O livro seguinte (na ordenação cristã), Crônicas, começa repetindo toda a história de novo, de forma abreviada, começando com Adão, Sete, Enoque... Obviamente, quanto mais recuada é a história, mais os compiladores tiveram que confiar nas partes mais míticas e lendárias da tradição oral. Entretanto, para o material da época do rei Davi e de seu filho Salomão, há mais provas documentais. A história sagrada se torna mais histórica à medida que avança.
O mesmo pode ser dito de Deus. A imagem mais comum de Deus (embora Deus deva estar além de qualquer imagem) é derivada do núcleo do épico nacional. É uma imagem de Deus como criador e libertador. Mas como há diferentes camadas de tradição, de diferentes eras de desenvolvimento religioso, não devemos nos surpreender se outras imagens de Deus não são assim tão exaltadas. Em realidade, algumas são de um Deus muito tribal, patriarcal e nacionalista.
É tentador ler a Bíblia como se fosse um romance, perguntando-nos se gostamos ou não de seu protagonista (Deus). Provavelmente não, de acordo com nossos padrões contemporâneos. Mas não devemos nos esquecer de que é uma história de milhares de anos. Se Deus é apenas um personagem da história, então devemos notar pelo menos uma coisa: Deus melhora.
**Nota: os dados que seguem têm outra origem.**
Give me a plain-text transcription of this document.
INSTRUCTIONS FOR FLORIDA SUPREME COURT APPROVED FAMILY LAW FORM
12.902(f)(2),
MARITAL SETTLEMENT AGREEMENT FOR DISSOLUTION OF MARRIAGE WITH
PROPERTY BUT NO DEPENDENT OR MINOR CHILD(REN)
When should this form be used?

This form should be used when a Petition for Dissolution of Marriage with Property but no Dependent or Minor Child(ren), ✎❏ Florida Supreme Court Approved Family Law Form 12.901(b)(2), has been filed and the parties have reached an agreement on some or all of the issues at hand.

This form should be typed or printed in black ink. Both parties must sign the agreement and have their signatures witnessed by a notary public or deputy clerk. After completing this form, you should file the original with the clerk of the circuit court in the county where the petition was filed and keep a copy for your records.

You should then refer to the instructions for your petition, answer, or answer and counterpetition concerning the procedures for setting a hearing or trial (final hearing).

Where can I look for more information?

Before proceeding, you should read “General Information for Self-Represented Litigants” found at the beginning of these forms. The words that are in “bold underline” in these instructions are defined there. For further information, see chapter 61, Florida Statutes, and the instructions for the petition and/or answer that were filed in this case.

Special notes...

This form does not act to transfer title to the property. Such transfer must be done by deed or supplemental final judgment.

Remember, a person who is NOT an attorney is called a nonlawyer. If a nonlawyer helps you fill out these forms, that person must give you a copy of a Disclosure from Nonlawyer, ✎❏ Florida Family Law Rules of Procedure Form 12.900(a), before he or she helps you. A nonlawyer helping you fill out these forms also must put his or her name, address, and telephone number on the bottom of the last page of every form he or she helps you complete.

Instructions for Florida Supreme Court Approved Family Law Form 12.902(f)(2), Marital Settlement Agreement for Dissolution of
Parecendo arbitrário, imperdoável, julgador e mesmo cruel no início, Deus cresce e amadurece. Talvez nós também, à medida que lemos.
As experiências humanas na história exigem metáforas que transcendem essa história, para que interpretemos o que experimentamos. Na tradição bíblia, Deus é a metáfora máxima. Podemos ser completamente agnósticos em relação a Deus e céticos em relação à historicidade de eventos como o êxodo do Egito ou a ressurreição de Jesus. Mas compreender a Bíblia exige que tentemos compreender, pelo menos, o que há na experiência humana que originou tais metáforas transcendentes como criação, libertação e ressurreição.
Em outras palavras, você não precisa acreditar no Deus da Bíblia para compreender suas histórias. Você não precisa sequer acreditar que a Bíblia seja consistente em sua imagem de Deus; ela não é. Tampouco são os seres humanos. Às vezes, as imagens bíblicas de Deus parecem trágicas, opressoras, punitivas, cruéis ou destrutivas. Bem como nós. Nós violamos nossos acordos uns com os outros e com Deus, que julga nossas falhas e oferece constantemente o que a Bíblia hebraica chama de hesed – amor imperturbável e permanente.
É importante enfatizar, entretanto, que se o literalismo é um perigo, o extremo oposto, a tendência a tratar tudo como um símbolo de alguma verdade mais alta, também o é. Um bom exemplo disso é a história de Orígenes de Alexandria (182-251 d. C.). No início de sua carreira, Orígenes era um ferrenho literalista. Quando, como Jesus, ele permitiu que mulheres estudassem com ele, foi acusado de usá-las para relações sexuais. Ao ler Mateus 19:12 “há eunucos que se castraram a si mesmos, por causa do reino dos céus”, evidentemente, ele decidiu ler esse versículo literalmente! Posteriormente, ao ter se arrependido pela automutilação, não é surpresa que ele se tornou famoso por buscar as verdades espirituais mais profundas dentro dos textos, usando interpretações alegóricas. Isso também lhe trouxe problemas. Ele começou a pregar uma divisão entre a grande maioria dos cristãos que aceitavam os ensinamentos da igreja pela fé e motivados pelo medo, e a minoria de cristãos mais espirituais, que compreendiam sua fé racionalmente e eram motivados pelo amor. Orígenes foi, finalmente, condenado como herege.
Há símbolos na Bíblia. Mas nem tudo é um mistério que exige uma análise literária. Como disse Freud, “às vezes um charuto é apenas um charuto!” Um grande desafio é interpretar as metáforas pelo que elas são e não ler as coisas nem como metáforas demais nem como literais demais.
É interessante, na exegese bíblica, entender o conceito de midrash (midrashim, no plural). Um midrash é uma interpretação ou investigação de um texto bíblico em relação a outro texto ou história. Muitas vezes, histórias altamente imaginativas são criadas nos midrashim para reinterpretar ou dar sentido a uma tradição à luz de novas compreensões ou realidades.
Depois da destruição do Templo de Jerusalém, em 70 d. C., por exemplo, os rabinos tiveram que reinterpretar o significado de uma série de histórias tradicionais. Esse conjunto de reinterpretações foi reunido de maneira coerente e ficou conhecido como o Talmude. Entretanto, pode-se ler as cartas de Paulo e os evangelhos dos primeiros cristãos como formas alternativas de midrashim, que reinterpretam os temas da Bíblia hebraica à luz da afirmação de que o esperado messias chegou, na figura de Jesus, e vai voltar para trazer a redenção.
A partir desses pressupostos, faz-se necessário, agora, ir ao texto bíblico, que é o que pretendo fazer no próximo post.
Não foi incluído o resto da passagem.